New of delays in the completion of an alternative route through Savage Pen, which was to be opened by the end of last year, mean that the arrangement will continue for a while longer.
With garbage piling up in Gordon Town weeks after the road was damaged due to landslides triggered by rains in November, residents got creative and pooled their resources to resolve this problem.
They arranged with the National Solid Waste Management Authority (NSWMA) for a truck to come to the pickup point behind the breakaway on Saturday mornings.
On the Friday nights before, the garbage – which is dumped in bins strategically placed throughout the community – is removed by cadre of youngsters and taken to the pickup point.
Benefits entire community
Patricia Grindley said this arrangement has worked for the benefit of the entire community.
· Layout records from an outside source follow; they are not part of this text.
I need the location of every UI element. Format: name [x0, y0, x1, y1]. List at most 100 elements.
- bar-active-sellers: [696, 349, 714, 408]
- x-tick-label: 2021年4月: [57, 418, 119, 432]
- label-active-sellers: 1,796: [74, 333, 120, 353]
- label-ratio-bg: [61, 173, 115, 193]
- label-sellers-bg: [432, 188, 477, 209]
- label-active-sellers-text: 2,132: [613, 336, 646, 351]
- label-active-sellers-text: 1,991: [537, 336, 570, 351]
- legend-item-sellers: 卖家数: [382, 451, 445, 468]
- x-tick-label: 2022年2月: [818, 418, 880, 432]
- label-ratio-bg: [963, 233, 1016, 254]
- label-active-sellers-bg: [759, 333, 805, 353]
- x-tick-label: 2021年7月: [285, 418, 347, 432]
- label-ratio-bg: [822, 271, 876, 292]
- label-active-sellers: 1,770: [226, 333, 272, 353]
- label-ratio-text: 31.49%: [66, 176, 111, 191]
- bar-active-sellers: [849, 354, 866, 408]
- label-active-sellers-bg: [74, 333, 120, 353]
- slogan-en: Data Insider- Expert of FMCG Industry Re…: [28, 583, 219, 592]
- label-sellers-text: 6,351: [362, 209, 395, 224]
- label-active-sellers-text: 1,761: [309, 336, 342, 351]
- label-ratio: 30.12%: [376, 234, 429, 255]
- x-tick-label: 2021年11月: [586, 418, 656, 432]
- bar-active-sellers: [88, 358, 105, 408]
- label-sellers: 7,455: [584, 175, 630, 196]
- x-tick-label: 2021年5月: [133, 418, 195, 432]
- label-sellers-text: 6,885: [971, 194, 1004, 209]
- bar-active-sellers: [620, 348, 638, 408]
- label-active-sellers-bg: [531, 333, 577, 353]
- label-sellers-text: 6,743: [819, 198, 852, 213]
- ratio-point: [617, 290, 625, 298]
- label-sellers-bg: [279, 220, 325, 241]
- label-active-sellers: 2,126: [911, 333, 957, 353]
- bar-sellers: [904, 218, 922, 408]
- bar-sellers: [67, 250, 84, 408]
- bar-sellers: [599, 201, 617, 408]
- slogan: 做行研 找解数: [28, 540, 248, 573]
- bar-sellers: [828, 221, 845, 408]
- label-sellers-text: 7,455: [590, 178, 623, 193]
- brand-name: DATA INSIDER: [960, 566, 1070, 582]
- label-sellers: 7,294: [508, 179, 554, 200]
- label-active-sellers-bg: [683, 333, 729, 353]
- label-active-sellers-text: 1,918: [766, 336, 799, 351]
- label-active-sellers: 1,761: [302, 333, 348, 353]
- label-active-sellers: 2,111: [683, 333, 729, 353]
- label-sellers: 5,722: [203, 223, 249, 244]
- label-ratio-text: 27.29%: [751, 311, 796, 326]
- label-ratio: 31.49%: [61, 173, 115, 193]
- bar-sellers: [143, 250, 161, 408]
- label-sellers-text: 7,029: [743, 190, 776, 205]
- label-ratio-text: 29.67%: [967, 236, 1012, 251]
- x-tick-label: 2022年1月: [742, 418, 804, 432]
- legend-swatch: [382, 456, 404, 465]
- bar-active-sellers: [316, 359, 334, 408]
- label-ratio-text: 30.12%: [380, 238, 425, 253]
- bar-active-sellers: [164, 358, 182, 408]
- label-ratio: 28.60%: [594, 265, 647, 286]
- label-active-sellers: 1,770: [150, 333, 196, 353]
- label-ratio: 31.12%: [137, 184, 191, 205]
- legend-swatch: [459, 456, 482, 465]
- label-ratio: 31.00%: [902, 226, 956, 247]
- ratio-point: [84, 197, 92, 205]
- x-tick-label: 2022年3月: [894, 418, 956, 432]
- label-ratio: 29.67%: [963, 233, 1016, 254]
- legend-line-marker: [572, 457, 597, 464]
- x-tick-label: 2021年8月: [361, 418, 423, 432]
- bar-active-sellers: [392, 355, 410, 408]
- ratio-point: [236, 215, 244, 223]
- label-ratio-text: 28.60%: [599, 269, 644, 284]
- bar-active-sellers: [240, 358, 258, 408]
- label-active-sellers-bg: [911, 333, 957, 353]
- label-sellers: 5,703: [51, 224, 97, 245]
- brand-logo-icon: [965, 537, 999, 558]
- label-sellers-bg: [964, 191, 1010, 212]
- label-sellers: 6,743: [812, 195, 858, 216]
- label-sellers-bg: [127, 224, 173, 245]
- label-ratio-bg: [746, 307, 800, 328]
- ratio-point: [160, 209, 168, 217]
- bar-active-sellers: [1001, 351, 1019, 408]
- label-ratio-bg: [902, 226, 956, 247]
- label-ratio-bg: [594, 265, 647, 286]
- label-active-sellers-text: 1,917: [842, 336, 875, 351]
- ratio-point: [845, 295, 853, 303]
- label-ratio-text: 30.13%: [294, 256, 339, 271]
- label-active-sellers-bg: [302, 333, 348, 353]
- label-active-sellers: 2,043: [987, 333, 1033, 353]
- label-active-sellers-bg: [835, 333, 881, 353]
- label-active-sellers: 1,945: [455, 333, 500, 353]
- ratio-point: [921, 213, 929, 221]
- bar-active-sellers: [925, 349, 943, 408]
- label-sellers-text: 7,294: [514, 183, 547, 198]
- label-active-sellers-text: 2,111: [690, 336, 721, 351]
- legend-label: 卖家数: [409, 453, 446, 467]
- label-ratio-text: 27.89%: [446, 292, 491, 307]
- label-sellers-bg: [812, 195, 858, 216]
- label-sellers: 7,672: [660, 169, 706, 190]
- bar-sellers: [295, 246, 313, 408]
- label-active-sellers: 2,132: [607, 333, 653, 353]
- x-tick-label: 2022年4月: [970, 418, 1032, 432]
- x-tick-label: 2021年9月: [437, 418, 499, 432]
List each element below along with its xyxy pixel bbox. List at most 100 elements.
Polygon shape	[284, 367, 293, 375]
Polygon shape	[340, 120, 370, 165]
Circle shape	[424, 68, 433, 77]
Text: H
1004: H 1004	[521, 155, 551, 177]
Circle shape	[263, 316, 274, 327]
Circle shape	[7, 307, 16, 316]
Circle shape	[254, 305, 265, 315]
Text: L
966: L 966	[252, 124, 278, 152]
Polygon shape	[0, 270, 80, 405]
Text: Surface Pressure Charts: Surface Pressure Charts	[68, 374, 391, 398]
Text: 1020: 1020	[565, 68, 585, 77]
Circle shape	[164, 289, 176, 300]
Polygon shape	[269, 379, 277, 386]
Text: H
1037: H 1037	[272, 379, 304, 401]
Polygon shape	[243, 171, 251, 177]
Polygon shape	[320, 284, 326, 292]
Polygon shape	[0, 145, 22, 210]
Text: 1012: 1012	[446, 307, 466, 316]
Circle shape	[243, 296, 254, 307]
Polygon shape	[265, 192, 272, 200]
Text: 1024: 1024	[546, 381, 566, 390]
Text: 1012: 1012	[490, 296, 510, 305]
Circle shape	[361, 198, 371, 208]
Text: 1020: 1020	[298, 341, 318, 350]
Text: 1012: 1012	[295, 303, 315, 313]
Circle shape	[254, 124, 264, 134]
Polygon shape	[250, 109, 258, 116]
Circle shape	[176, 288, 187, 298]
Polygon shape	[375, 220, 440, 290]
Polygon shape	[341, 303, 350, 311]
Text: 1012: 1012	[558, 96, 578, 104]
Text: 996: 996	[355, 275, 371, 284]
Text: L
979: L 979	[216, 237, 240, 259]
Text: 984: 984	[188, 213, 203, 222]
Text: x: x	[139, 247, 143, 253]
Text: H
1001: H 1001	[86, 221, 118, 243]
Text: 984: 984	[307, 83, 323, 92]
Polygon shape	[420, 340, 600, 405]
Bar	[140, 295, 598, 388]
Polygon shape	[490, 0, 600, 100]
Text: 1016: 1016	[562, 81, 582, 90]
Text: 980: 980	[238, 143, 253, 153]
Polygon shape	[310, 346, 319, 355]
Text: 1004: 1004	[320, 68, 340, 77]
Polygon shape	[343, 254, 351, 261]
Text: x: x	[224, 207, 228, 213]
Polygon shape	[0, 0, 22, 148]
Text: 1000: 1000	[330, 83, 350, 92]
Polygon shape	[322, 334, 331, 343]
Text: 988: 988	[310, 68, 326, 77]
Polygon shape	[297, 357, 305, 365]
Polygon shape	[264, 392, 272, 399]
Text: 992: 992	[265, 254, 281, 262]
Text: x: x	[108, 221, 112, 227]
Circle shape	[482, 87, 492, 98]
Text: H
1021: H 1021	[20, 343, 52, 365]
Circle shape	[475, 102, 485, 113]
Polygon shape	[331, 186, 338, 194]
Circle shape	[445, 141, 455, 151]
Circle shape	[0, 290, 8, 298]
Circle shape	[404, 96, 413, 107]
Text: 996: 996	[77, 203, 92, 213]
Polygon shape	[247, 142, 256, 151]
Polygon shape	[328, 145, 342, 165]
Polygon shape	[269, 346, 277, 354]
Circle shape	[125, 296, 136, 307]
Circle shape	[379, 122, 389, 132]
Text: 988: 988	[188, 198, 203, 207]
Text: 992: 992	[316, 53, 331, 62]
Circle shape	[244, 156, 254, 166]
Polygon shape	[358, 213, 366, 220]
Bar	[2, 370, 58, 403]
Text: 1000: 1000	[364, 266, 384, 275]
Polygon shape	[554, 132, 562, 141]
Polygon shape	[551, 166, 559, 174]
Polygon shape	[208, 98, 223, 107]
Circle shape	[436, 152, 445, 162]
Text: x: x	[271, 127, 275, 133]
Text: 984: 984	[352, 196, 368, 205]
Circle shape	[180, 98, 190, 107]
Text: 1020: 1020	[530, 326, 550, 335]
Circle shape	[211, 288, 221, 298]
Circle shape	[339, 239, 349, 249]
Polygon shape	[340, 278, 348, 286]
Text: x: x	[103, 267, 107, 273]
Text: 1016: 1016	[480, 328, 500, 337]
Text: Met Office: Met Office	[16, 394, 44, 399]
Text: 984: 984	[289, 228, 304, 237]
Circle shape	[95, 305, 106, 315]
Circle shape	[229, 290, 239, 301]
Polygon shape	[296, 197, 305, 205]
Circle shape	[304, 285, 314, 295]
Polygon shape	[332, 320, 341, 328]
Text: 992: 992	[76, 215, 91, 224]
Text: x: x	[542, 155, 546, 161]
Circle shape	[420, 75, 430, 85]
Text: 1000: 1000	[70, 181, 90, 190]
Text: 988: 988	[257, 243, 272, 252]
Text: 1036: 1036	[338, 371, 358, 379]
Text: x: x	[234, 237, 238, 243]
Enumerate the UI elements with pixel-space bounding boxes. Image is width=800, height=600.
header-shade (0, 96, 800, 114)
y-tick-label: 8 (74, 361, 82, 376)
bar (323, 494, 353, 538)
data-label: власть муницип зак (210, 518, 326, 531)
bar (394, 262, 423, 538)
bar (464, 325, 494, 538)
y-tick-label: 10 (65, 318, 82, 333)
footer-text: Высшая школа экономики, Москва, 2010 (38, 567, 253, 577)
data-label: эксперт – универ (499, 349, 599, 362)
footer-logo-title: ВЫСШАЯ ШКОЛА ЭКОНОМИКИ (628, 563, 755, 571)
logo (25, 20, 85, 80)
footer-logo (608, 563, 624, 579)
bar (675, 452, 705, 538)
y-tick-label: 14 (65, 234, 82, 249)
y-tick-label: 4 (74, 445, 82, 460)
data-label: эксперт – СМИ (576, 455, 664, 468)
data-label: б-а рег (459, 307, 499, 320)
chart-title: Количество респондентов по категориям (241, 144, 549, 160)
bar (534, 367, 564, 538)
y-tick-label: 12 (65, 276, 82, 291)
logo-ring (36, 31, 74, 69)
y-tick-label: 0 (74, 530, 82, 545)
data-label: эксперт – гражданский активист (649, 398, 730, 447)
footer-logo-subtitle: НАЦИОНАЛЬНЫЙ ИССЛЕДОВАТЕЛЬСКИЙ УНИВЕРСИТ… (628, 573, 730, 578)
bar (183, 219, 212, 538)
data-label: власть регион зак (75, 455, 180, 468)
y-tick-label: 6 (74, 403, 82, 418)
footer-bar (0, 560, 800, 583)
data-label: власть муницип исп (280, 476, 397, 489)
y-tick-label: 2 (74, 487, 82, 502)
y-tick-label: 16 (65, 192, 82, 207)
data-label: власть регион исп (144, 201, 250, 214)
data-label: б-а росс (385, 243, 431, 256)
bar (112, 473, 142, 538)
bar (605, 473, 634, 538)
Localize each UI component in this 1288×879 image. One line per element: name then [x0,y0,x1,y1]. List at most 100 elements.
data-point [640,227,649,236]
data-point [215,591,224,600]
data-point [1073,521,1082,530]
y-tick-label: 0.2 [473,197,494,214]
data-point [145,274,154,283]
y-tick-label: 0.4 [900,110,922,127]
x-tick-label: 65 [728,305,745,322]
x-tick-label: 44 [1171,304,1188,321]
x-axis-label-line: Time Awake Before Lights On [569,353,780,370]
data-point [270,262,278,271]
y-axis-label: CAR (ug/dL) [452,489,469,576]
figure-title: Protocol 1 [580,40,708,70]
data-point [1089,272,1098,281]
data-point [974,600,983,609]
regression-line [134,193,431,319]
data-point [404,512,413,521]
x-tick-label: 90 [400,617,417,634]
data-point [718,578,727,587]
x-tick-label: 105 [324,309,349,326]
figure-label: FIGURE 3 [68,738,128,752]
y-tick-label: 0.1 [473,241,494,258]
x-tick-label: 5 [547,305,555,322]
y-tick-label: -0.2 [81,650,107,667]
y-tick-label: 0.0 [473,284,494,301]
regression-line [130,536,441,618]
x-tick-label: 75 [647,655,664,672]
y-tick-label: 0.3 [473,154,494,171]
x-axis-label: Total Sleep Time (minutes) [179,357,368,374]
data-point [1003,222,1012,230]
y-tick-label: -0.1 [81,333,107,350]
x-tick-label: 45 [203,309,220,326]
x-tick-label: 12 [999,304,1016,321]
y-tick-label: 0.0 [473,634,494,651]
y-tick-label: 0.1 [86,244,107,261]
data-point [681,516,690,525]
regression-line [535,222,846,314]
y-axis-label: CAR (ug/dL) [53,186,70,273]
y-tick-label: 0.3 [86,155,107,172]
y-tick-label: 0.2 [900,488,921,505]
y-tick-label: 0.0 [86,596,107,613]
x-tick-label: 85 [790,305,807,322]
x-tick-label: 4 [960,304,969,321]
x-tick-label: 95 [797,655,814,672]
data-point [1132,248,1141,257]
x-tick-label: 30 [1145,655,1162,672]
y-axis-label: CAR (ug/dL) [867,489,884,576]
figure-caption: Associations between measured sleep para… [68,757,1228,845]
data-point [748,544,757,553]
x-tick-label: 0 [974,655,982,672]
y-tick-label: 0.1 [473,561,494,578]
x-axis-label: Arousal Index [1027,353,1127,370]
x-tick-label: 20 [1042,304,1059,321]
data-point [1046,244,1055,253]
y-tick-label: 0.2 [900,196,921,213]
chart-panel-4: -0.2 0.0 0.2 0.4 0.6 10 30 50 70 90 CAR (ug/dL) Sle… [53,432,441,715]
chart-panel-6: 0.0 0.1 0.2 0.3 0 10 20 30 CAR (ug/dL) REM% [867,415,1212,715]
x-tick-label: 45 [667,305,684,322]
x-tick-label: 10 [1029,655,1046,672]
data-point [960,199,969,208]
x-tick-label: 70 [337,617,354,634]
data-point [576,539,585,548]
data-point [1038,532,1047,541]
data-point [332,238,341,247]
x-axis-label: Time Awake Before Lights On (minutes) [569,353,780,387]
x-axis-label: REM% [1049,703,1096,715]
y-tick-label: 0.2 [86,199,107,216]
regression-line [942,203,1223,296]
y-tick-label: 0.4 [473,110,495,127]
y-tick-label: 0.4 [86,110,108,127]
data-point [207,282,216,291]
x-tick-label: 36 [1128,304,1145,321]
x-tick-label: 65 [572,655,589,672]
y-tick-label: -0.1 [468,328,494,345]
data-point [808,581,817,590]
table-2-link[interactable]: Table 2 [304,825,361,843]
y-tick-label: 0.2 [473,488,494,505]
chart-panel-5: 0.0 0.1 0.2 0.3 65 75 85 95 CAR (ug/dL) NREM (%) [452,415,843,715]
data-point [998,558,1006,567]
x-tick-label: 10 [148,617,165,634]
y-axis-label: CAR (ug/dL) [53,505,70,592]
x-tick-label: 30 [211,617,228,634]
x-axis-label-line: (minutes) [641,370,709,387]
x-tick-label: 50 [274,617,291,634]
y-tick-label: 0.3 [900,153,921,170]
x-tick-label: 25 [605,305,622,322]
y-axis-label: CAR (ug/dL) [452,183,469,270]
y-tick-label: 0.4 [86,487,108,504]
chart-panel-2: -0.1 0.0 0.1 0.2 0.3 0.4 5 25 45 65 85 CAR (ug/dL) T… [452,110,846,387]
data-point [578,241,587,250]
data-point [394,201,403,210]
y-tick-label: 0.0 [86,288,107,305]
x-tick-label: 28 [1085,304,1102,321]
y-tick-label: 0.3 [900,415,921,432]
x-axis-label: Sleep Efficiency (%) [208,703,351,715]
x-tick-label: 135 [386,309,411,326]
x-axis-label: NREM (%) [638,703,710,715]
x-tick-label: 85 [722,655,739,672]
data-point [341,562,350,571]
“We realised that there were some unemployed young persons in the community, and so we decided to utilise their skills by organising for them to remove the garbage,” she told The Gleaner. “We asked residents to containerise their garbage properly and put them in the bins, which the youngsters clear on Friday. Community members have willingly made contributions to ensure that we can give them a stipend and keep this going so we avoid a build-up of garbage.”
The weekly process will continue, she explained, until NSWMA truck can access the community once more.
Grindley had high praises for the NSWMA, which she said has very supportive.
“The response from the NSWMA has been tremendous, in that we liaise with them and they provide us with gloves and bags on a weekly basis. They have been working closely with us,” she said.
She also had some suggestions for the residents to make the task easier.
“We would advise that they ensure that the garbage is properly containerised so that it can more easily be removed. We also ask them to try creative ways of utilising their waste such as using the waste from the kitchen to make a compost and to recycle. We do not ask them to burn because that is harmful to the environment and poses a threat to human and animal health,” Grindley said. “Also, if you are going out of the community to shop or whatever, the journey will take you past the garbage pickup point, so just take a bag with you and drop it off.”